For initial guidance on how physical presence is defined under Rhode Island law, see Section 44-18-23 of the Rhode Island General Laws (R.I. Gen. Laws). The section defines “engaging in business in this state” to include having places of business in the state maintained directly or indirectly or through a subsidiary, representative, or agent, as well as certain forms of “regular or systematic solicitation of sales.” Similar guidance is contained in the definition of “engaging in business in this state” in Rule 5 of Rhode Island Regulation SU 11-20.
Some items sold via the Internet to Rhode Island customers may be exempt from sales tax under Rhode Island law. For example, most articles of clothing and footwear are exempt from sales tax. For a complete description of all tax-exempt items, review all sections of R.I. Gen. Laws 44-18-30.

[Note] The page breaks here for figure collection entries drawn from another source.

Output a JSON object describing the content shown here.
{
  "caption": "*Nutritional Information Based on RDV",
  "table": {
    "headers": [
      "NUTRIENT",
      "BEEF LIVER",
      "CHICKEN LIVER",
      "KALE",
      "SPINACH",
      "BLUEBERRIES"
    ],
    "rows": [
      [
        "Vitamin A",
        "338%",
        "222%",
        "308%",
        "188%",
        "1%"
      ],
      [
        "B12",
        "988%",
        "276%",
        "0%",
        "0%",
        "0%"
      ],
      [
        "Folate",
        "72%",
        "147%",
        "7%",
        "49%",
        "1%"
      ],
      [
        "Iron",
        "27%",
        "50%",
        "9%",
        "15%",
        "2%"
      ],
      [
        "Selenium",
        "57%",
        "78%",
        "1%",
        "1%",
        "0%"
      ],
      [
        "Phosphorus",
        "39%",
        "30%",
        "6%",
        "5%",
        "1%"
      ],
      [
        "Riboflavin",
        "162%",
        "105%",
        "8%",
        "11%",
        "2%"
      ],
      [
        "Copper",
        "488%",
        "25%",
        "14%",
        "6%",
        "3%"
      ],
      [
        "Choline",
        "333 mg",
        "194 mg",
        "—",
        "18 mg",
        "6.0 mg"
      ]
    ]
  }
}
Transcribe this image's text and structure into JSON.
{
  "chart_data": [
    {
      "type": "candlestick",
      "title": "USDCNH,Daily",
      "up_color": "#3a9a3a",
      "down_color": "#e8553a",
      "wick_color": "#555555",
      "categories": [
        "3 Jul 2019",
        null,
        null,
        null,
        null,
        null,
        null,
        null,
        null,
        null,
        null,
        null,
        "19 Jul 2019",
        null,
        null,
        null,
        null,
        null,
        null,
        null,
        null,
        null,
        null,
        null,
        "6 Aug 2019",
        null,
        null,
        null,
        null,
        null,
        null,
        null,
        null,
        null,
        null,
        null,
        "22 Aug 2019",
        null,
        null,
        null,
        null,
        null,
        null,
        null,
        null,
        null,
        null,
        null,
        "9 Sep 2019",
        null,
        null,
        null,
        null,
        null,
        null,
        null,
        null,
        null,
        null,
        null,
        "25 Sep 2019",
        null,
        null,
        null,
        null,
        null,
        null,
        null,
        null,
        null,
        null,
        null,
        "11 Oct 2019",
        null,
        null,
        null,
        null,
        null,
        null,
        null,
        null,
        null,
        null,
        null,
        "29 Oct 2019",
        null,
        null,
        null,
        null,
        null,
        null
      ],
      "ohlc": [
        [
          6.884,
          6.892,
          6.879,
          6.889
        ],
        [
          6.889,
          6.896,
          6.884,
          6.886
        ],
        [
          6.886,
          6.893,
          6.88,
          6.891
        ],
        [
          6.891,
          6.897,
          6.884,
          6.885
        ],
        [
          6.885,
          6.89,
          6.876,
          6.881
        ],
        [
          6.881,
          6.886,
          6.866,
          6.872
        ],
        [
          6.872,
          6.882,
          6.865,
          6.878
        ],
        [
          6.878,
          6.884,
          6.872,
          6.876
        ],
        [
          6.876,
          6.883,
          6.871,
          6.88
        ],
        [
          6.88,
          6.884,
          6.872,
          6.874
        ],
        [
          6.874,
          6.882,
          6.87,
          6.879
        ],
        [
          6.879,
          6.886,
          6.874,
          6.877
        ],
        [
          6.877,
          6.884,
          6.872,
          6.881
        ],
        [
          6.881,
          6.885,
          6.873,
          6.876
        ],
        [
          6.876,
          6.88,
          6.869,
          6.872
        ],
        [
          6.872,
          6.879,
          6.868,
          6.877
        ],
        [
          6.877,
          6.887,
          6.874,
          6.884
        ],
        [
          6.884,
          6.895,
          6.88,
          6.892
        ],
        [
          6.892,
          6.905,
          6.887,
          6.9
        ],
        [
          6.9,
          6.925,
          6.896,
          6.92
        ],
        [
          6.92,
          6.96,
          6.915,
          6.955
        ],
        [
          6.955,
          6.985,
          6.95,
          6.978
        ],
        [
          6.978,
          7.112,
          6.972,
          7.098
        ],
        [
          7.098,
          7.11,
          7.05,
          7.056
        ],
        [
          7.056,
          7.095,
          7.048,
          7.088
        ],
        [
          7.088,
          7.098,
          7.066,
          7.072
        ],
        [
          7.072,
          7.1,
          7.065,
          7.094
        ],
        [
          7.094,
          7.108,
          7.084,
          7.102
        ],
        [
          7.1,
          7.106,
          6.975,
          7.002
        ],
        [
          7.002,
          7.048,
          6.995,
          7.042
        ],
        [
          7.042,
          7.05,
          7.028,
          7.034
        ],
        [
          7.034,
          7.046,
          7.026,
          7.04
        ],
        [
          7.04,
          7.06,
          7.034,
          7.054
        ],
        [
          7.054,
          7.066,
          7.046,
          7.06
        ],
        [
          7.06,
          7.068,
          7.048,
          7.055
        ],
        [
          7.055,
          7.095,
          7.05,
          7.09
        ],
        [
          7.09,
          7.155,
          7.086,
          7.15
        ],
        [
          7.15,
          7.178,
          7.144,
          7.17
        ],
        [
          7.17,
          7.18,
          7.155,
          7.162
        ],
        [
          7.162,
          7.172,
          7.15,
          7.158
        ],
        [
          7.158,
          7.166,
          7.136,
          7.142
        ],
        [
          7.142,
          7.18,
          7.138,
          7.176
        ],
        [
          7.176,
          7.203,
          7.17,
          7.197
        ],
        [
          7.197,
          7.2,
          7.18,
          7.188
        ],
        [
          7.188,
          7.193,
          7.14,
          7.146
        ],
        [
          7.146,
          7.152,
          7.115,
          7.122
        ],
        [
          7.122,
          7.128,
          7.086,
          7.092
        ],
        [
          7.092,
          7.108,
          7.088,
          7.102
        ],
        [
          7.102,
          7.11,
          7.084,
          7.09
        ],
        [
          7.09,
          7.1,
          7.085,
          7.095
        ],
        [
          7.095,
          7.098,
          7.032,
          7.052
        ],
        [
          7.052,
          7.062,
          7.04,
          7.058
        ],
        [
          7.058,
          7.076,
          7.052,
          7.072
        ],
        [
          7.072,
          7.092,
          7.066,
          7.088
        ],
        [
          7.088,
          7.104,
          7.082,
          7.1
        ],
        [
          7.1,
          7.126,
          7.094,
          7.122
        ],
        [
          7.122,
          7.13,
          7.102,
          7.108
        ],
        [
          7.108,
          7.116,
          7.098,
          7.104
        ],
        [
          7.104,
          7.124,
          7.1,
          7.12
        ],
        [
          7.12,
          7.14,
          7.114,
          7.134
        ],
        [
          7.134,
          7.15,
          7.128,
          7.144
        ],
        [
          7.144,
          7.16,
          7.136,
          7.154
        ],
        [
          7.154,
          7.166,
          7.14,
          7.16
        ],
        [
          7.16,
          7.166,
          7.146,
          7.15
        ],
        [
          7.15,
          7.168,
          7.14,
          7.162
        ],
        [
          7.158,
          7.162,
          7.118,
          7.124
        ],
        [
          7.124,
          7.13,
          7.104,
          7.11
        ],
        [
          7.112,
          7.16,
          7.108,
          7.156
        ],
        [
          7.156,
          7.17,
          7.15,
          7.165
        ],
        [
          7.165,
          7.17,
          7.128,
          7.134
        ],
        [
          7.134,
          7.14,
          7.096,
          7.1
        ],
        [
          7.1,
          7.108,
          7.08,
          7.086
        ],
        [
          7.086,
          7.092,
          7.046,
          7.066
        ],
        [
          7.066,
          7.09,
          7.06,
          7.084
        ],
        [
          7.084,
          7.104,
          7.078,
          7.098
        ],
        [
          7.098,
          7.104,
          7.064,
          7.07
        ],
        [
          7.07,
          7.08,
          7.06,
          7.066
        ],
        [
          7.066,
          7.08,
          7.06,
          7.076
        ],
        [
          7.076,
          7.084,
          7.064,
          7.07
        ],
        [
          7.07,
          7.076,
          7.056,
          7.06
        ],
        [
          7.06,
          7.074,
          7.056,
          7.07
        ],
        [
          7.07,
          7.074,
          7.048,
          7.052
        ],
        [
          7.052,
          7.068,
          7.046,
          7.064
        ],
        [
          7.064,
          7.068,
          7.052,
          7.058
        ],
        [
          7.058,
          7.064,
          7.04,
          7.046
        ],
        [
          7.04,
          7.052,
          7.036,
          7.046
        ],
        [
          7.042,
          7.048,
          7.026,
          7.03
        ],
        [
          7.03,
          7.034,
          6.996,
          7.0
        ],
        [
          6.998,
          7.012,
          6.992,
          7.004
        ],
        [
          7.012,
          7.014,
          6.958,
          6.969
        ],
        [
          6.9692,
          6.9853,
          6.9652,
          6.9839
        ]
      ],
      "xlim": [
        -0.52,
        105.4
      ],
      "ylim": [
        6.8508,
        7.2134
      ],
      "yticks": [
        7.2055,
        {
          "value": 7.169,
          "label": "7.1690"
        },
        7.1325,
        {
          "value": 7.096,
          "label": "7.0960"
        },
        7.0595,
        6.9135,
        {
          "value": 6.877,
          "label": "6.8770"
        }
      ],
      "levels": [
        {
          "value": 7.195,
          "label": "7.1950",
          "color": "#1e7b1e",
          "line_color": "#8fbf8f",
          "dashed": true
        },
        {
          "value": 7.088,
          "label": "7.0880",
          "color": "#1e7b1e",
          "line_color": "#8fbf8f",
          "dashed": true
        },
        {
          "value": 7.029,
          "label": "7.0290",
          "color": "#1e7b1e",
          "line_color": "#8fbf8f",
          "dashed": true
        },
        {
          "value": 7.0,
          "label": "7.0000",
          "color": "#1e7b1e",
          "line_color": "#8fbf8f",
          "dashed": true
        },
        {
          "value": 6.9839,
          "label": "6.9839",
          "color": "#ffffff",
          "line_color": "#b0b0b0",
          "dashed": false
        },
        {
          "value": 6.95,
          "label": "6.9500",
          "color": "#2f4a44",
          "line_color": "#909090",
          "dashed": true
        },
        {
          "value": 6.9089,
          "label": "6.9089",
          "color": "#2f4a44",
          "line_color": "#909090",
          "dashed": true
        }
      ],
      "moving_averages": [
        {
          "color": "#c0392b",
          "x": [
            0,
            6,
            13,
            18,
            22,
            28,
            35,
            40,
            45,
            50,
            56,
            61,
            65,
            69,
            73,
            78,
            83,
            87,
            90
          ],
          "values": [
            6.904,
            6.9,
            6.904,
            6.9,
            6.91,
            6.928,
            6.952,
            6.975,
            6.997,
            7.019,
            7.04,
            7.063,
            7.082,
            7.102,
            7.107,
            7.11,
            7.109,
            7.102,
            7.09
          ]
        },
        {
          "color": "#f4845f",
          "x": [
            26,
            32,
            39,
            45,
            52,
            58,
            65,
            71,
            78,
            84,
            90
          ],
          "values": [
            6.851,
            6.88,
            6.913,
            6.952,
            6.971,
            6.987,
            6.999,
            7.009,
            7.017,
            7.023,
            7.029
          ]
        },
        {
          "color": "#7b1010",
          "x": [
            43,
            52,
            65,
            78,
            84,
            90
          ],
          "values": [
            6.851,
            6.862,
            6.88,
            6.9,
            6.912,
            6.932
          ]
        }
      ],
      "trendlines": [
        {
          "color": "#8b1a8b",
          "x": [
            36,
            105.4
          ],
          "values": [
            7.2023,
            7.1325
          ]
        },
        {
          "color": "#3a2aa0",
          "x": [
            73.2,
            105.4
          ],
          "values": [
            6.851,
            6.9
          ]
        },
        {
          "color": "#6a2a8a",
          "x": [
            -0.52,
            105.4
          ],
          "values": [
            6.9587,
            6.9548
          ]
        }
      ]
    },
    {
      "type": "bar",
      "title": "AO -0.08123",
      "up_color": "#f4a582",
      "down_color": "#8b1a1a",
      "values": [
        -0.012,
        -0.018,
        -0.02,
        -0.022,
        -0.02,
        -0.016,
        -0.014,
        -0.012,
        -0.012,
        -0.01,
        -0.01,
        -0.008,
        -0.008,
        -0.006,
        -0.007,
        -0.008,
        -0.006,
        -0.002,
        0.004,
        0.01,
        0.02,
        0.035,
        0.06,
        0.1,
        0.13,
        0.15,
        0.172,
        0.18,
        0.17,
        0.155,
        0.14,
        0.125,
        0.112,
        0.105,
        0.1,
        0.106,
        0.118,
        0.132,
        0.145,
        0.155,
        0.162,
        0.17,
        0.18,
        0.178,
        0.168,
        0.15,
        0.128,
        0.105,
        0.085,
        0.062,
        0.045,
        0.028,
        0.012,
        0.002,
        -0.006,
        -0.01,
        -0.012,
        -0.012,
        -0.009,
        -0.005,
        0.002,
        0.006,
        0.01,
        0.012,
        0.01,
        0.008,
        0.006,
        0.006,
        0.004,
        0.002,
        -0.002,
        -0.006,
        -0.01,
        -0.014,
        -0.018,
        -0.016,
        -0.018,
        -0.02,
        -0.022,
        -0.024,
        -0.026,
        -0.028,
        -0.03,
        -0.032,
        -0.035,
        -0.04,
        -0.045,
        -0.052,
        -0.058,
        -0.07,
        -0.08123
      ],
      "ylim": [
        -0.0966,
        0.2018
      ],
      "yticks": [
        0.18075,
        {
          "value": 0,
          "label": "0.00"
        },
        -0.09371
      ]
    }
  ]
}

In cases where the online retailer does not have to collect sales tax, it is the customer’s responsibility to pay the tax—in which case it is known as a use tax. The Rhode Island Division of Taxation (DOT) publishes a short, easy-to-read guideon the state’s use tax. It states that use tax may be due on: “A mail order or internet purchase could have been shipped directly to” the purchaser. For more detailed information, check R.I Gen. Laws 44-18-20.
At the federal level, Congress has repeatedly considered legislation that would affect large Internet retailers and how online sales taxes are collected in all states. The most recent form of a proposed federal law is the Marketplace Fairness Act of 2015. As in previous versions, the 2015 Act would allow states to require sellers not physically located in their state to collect taxes on online and catalog sales made to people in their state. Sellers that make $1 million or less in annual sales and have no physical presence in the state would be exempt from this requirement. States would have to meet certain criteria to simplify their sales tax laws and make sales tax collection easier before they could require sellers to collect the tax.
For most small online businesses, it is the long established physical presence rule that will apply with regard to collecting sales tax in Rhode Island. However, because Internet sales tax is a subject of ongoing debate, you should check in periodically with the Rhode Island Division of Taxation to see if the rules have changed.